DSN: What are the disruptors in the OTC industry today, and how is CHPA reacting to those disrupters?

Scott Melville: One [disruptor] in particular that has garnered our attention in the past year is the evolution of regulation to the state and local level. We need to be aware not only of what’s going on on Capitol Hill, but we have to be aware of what’s going on at the state capitals and city hall, and that’s something that we’ve not really had to deal with much in the past.
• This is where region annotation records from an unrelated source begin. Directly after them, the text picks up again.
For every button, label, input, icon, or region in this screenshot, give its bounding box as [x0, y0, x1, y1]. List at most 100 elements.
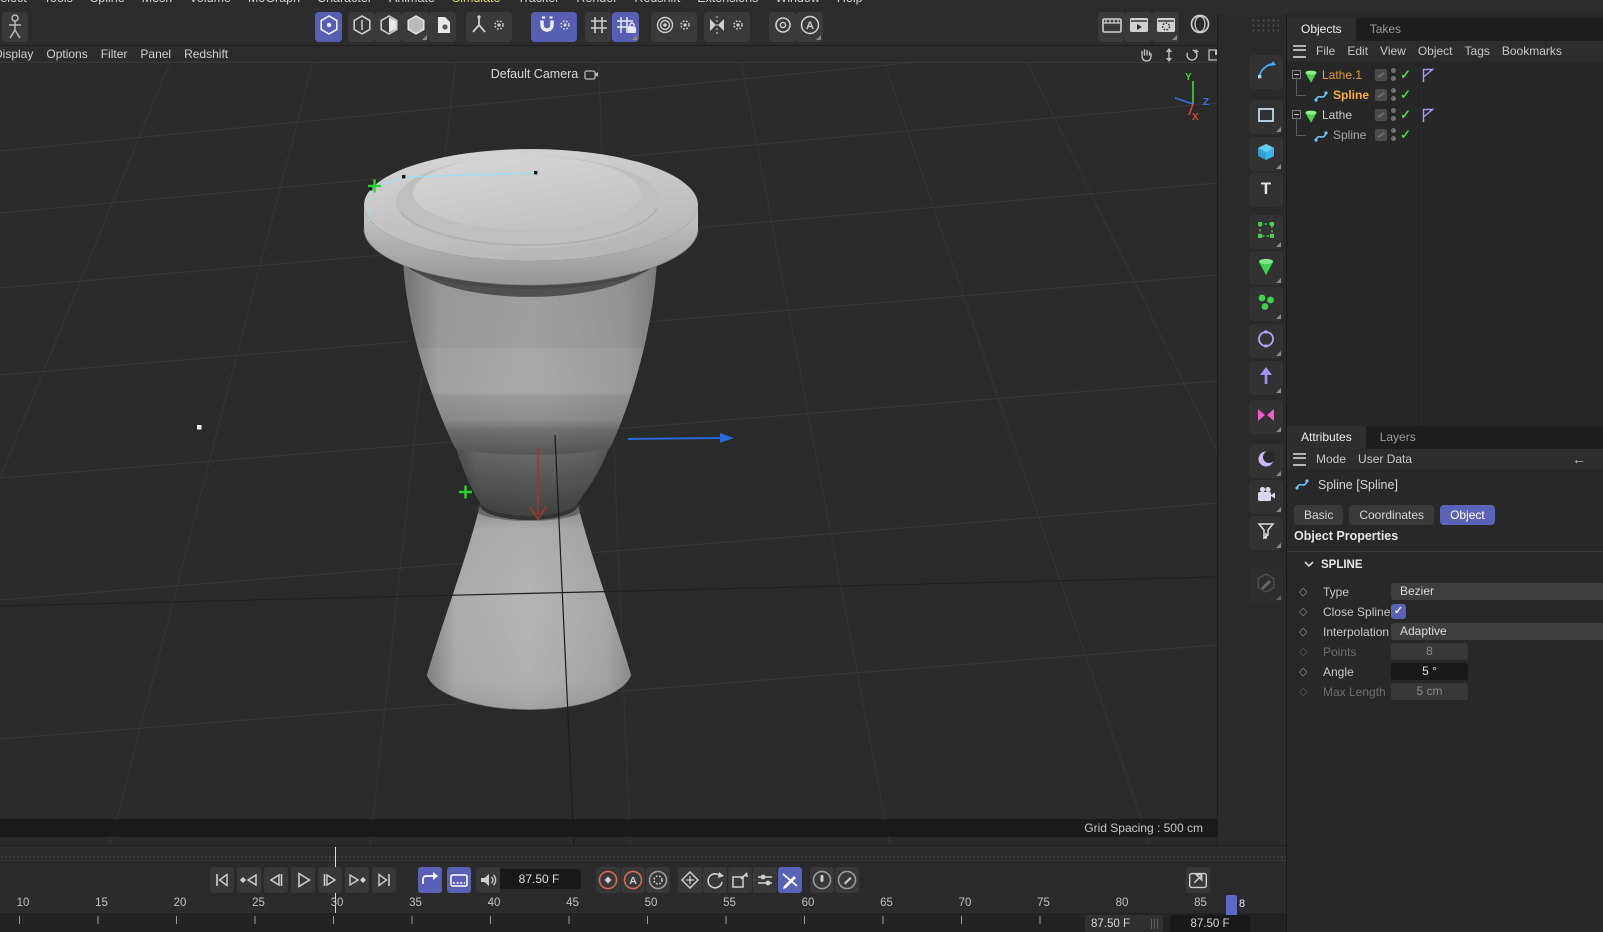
- tab-attributes[interactable]: Attributes: [1287, 426, 1366, 449]
- annotation-a-button[interactable]: A: [796, 12, 823, 42]
- objects-menu-view[interactable]: View: [1380, 44, 1406, 58]
- current-frame-field[interactable]: 87.50 F: [497, 869, 581, 889]
- rec-gear-button[interactable]: [646, 867, 670, 893]
- viewport-canvas[interactable]: [0, 63, 1217, 845]
- key-pla-button[interactable]: [778, 867, 802, 893]
- attr-tab-object[interactable]: Object: [1440, 505, 1495, 525]
- camera-menu-icon[interactable]: [584, 69, 599, 83]
- object-name-label[interactable]: Lathe.1: [1322, 68, 1362, 82]
- attr-checkbox[interactable]: ✓: [1391, 604, 1406, 619]
- range-slider[interactable]: 87.50 F: [1085, 915, 1163, 932]
- objects-menu-edit[interactable]: Edit: [1347, 44, 1368, 58]
- object-name-label[interactable]: Spline: [1333, 128, 1366, 142]
- workplane-lock-button[interactable]: [612, 12, 639, 42]
- menu-animate[interactable]: Animate: [389, 0, 435, 5]
- render-toggle[interactable]: [1375, 109, 1387, 121]
- viewport-menu-display[interactable]: Display: [0, 47, 33, 61]
- menu-mesh[interactable]: Mesh: [142, 0, 173, 5]
- key-diamond-icon[interactable]: ◇: [1299, 605, 1307, 618]
- object-name-label[interactable]: Lathe: [1322, 108, 1352, 122]
- render-picture-viewer-button[interactable]: [1125, 12, 1152, 42]
- palette-drag-handle[interactable]: [1251, 18, 1279, 32]
- spline-group-header[interactable]: SPLINE: [1303, 559, 1363, 571]
- primitive-cube-tool[interactable]: [1249, 137, 1283, 171]
- attr-dropdown[interactable]: Bezier: [1391, 583, 1603, 600]
- rec-key-button[interactable]: [596, 867, 620, 893]
- attributes-menu-menu-icon[interactable]: [1293, 453, 1306, 466]
- attributes-menu-user-data[interactable]: User Data: [1358, 452, 1412, 466]
- objects-menu-object[interactable]: Object: [1418, 44, 1453, 58]
- interactive-render-button[interactable]: [1186, 12, 1213, 42]
- menu-redshift[interactable]: Redshift: [634, 0, 680, 5]
- skip-end-button[interactable]: [372, 867, 396, 893]
- mode-hex-half-button[interactable]: [375, 12, 402, 42]
- field-ring-tool[interactable]: [1249, 324, 1283, 358]
- objects-menu-tags[interactable]: Tags: [1465, 44, 1490, 58]
- tab-layers[interactable]: Layers: [1366, 426, 1430, 449]
- viewport-menu-panel[interactable]: Panel: [140, 47, 171, 61]
- visibility-dots[interactable]: [1391, 88, 1396, 104]
- cloner-tool[interactable]: [1249, 287, 1283, 321]
- attr-field[interactable]: 5 °: [1391, 663, 1468, 680]
- render-toggle[interactable]: [1375, 129, 1387, 141]
- loop-button[interactable]: [418, 867, 442, 893]
- symmetry-settings-button[interactable]: [704, 12, 750, 42]
- key-pos-button[interactable]: [678, 867, 702, 893]
- range-end-field[interactable]: 87.50 F: [1170, 915, 1250, 932]
- camera-tool[interactable]: [1249, 480, 1283, 514]
- skip-start-button[interactable]: [210, 867, 234, 893]
- menu-spline[interactable]: Spline: [90, 0, 125, 5]
- target-ring-button[interactable]: [769, 12, 796, 42]
- render-toggle[interactable]: [1375, 69, 1387, 81]
- instance-tool[interactable]: [1249, 361, 1283, 395]
- edit-cage-tool[interactable]: [1249, 215, 1283, 249]
- viewport-menu-filter[interactable]: Filter: [101, 47, 128, 61]
- tree-row-spline-1[interactable]: Spline ✓: [1287, 85, 1603, 105]
- volume-tool[interactable]: [1249, 444, 1283, 478]
- workplane-grid-button[interactable]: [585, 12, 612, 42]
- objects-menu-bookmarks[interactable]: Bookmarks: [1502, 44, 1562, 58]
- prev-frame-button[interactable]: [264, 867, 288, 893]
- symmetry-tool[interactable]: [1249, 400, 1283, 434]
- mode-hex-corner-button[interactable]: [429, 12, 456, 42]
- range-box-button[interactable]: [447, 867, 471, 893]
- menu-render[interactable]: Render: [576, 0, 617, 5]
- camera-label[interactable]: Default Camera: [430, 67, 660, 83]
- visibility-dots[interactable]: [1391, 128, 1396, 144]
- spline-pen-tool[interactable]: [1249, 55, 1283, 89]
- key-diamond-icon[interactable]: ◇: [1299, 645, 1307, 658]
- enabled-check-icon[interactable]: ✓: [1400, 67, 1411, 83]
- axis-settings-button[interactable]: [466, 12, 512, 42]
- key-diamond-icon[interactable]: ◇: [1299, 625, 1307, 638]
- mode-hex-dot-button[interactable]: [315, 12, 342, 42]
- enabled-check-icon[interactable]: ✓: [1400, 127, 1411, 143]
- tree-row-lathe.1-0[interactable]: Lathe.1 ✓: [1287, 65, 1603, 85]
- enabled-check-icon[interactable]: ✓: [1400, 87, 1411, 103]
- key-diamond-icon[interactable]: ◇: [1299, 585, 1307, 598]
- quantize-settings-button[interactable]: [651, 12, 697, 42]
- tree-row-lathe-2[interactable]: Lathe ✓: [1287, 105, 1603, 125]
- enabled-check-icon[interactable]: ✓: [1400, 107, 1411, 123]
- solo-a-button[interactable]: [810, 867, 834, 893]
- tab-takes[interactable]: Takes: [1356, 18, 1415, 41]
- render-toggle[interactable]: [1375, 89, 1387, 101]
- key-diamond-icon[interactable]: ◇: [1299, 685, 1307, 698]
- objects-menu-file[interactable]: File: [1316, 44, 1335, 58]
- smoothing-tag-icon[interactable]: [1421, 108, 1435, 126]
- key-param-button[interactable]: [753, 867, 777, 893]
- stage-tool[interactable]: [1249, 516, 1283, 550]
- tab-objects[interactable]: Objects: [1287, 18, 1356, 41]
- menu-mograph[interactable]: MoGraph: [248, 0, 300, 5]
- rec-auto-button[interactable]: A: [621, 867, 645, 893]
- objects-menu-menu-icon[interactable]: [1293, 45, 1306, 58]
- key-scale-button[interactable]: [728, 867, 752, 893]
- mode-hex-solid-button[interactable]: [402, 12, 429, 42]
- history-back-icon[interactable]: ←: [1572, 451, 1586, 467]
- menu-help[interactable]: Help: [837, 0, 863, 5]
- object-name-label[interactable]: Spline: [1333, 88, 1369, 102]
- menu-extensions[interactable]: Extensions: [697, 0, 758, 5]
- menu-volume[interactable]: Volume: [189, 0, 231, 5]
- menu-character[interactable]: Character: [317, 0, 372, 5]
- range-slider-grip[interactable]: [1151, 919, 1160, 929]
- visibility-dots[interactable]: [1391, 68, 1396, 84]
It’s being driven around product stewardship. … And the interaction is not just with regula tors, it’s with our retail partners.

DSN: How is CHPA helping to position the OTC industry to capitalize on disruptive technology?

Melville: The major disruptive technology in our industry right now is access to healthcare information by consumers. They’re more informed than ever, [and] they have more resources available [to them]. … They’re taking control of their own health care, and technology is empowering them. That’s a tremendous opportunity for our industry to provide more information to them. … The challenge is to make sure that the information sources they’re going to are legitimate sources that provide good information.

DSN: What is the value CHPA brings to the overall healthcare paradigm in this information age where consumers are better informed?

Melville: We’re working on several initiatives right now that will further quantify the contribution of OTC medicines to the healthcare system. We’re going to look at categories that have switched from prescription to OTC to put numbers on what that saves patients, what that saves the healthcare system. They’re pretty compelling numbers. … We’re also looking at the safety profile of OTC switches that many times [are] almost universally much safer than ever anticipated. We’ll have data to share, if not this year, then next year.